Our eighth graders might not understand basic scientific concepts, but America is still a beacon for the “stars” of science, at least according to a new analysis by two social scientists at UCLA:

America has 62 percent of the world’s stars as residents, primarily because of its research universities which produce them.

Of course, there is nothing inevitable about this fact. Americans take it for granted that we’re an aggregator of research talent, but that could quickly change. (Or has it already changed?) Unless we can find a way to improve science education (and fix our visa problems, so that immigrant scientists aren’t discouraged from coming here), America will lose its scientific eminence. It’s a damn shame issues like this never come up at Presidential debates. (Perhaps if we spent a little less time obsessing over Iran…) The simple truth is that the future of American science is intertwined with the future of America.

Hat Tip: MR

Comments

  1. #1 Tom
    November 1, 2007

    I agree; the future of Science in the United States should definitely be a topic for discussions at the national, as well as the local, levels.
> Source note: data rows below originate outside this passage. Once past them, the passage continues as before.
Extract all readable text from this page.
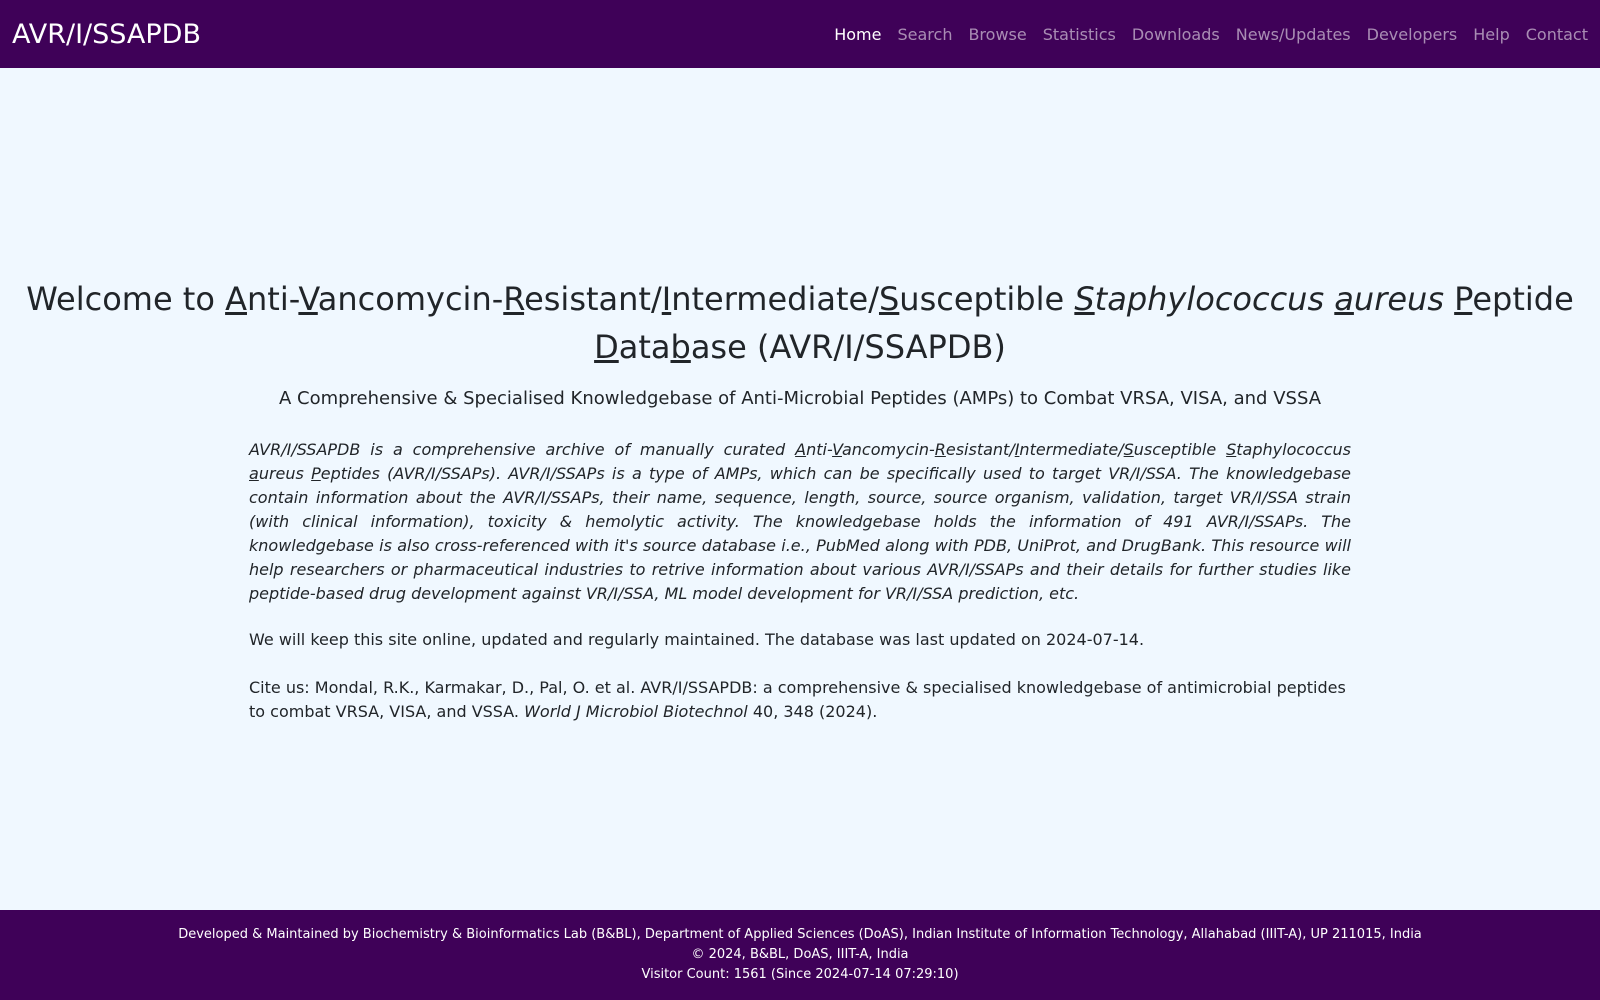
AVR/I/SSAPDB	Home Search Browse Statistics Downloads News/Updates Developers Help Contact
Welcome to Anti-Vancomycin-Resistant/Intermediate/Susceptible Staphylococcus aureus Peptide Database (AVR/I/SSAPDB)

A Comprehensive & Specialised Knowledgebase of Anti-Microbial Peptides (AMPs) to Combat VRSA, VISA, and VSSA

AVR/I/SSAPDB is a comprehensive archive of manually curated Anti-Vancomycin-Resistant/Intermediate/Susceptible Staphylococcus aureus Peptides (AVR/I/SSAPs). AVR/I/SSAPs is a type of AMPs, which can be specifically used to target VR/I/SSA. The knowledgebase contain information about the AVR/I/SSAPs, their name, sequence, length, source, source organism, validation, target VR/I/SSA strain (with clinical information), toxicity & hemolytic activity. The knowledgebase holds the information of 491 AVR/I/SSAPs. The knowledgebase is also cross-referenced with it's source database i.e., PubMed along with PDB, UniProt, and DrugBank. This resource will help researchers or pharmaceutical industries to retrive information about various AVR/I/SSAPs and their details for further studies like peptide-based drug development against VR/I/SSA, ML model development for VR/I/SSA prediction, etc.

We will keep this site online, updated and regularly maintained. The database was last updated on 2024-07-14.

Cite us: Mondal, R.K., Karmakar, D., Pal, O. et al. AVR/I/SSAPDB: a comprehensive & specialised knowledgebase of antimicrobial peptides to combat VRSA, VISA, and VSSA. World J Microbiol Biotechnol 40, 348 (2024).

Developed & Maintained by Biochemistry & Bioinformatics Lab (B&BL), Department of Applied Sciences (DoAS), Indian Institute of Information Technology, Allahabad (IIIT-A), UP 211015, India
© 2024, B&BL, DoAS, IIIT-A, India
Visitor Count: 1561 (Since 2024-07-14 07:29:10)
I wish to thank you for mentioning the importance of Science, and also your service to our great country. However, I feel that the current leadership of Iran is a clear and present danger to the free world.

  2. #2 Urstoff
    November 1, 2007

    The structure of American primary/secondary education and American universities are quite different. The latter being the home of eminent scientists is probably quite independent of the status of the former. Note that the study doesn’t say that 62% of the world’s scientific stars are American, just that they work in America.

  3. #3 harold
    November 5, 2007

    Actually, Americans in general, despite poor math scores by students, do as well as Europeans and Japanese on some tests of science literacy.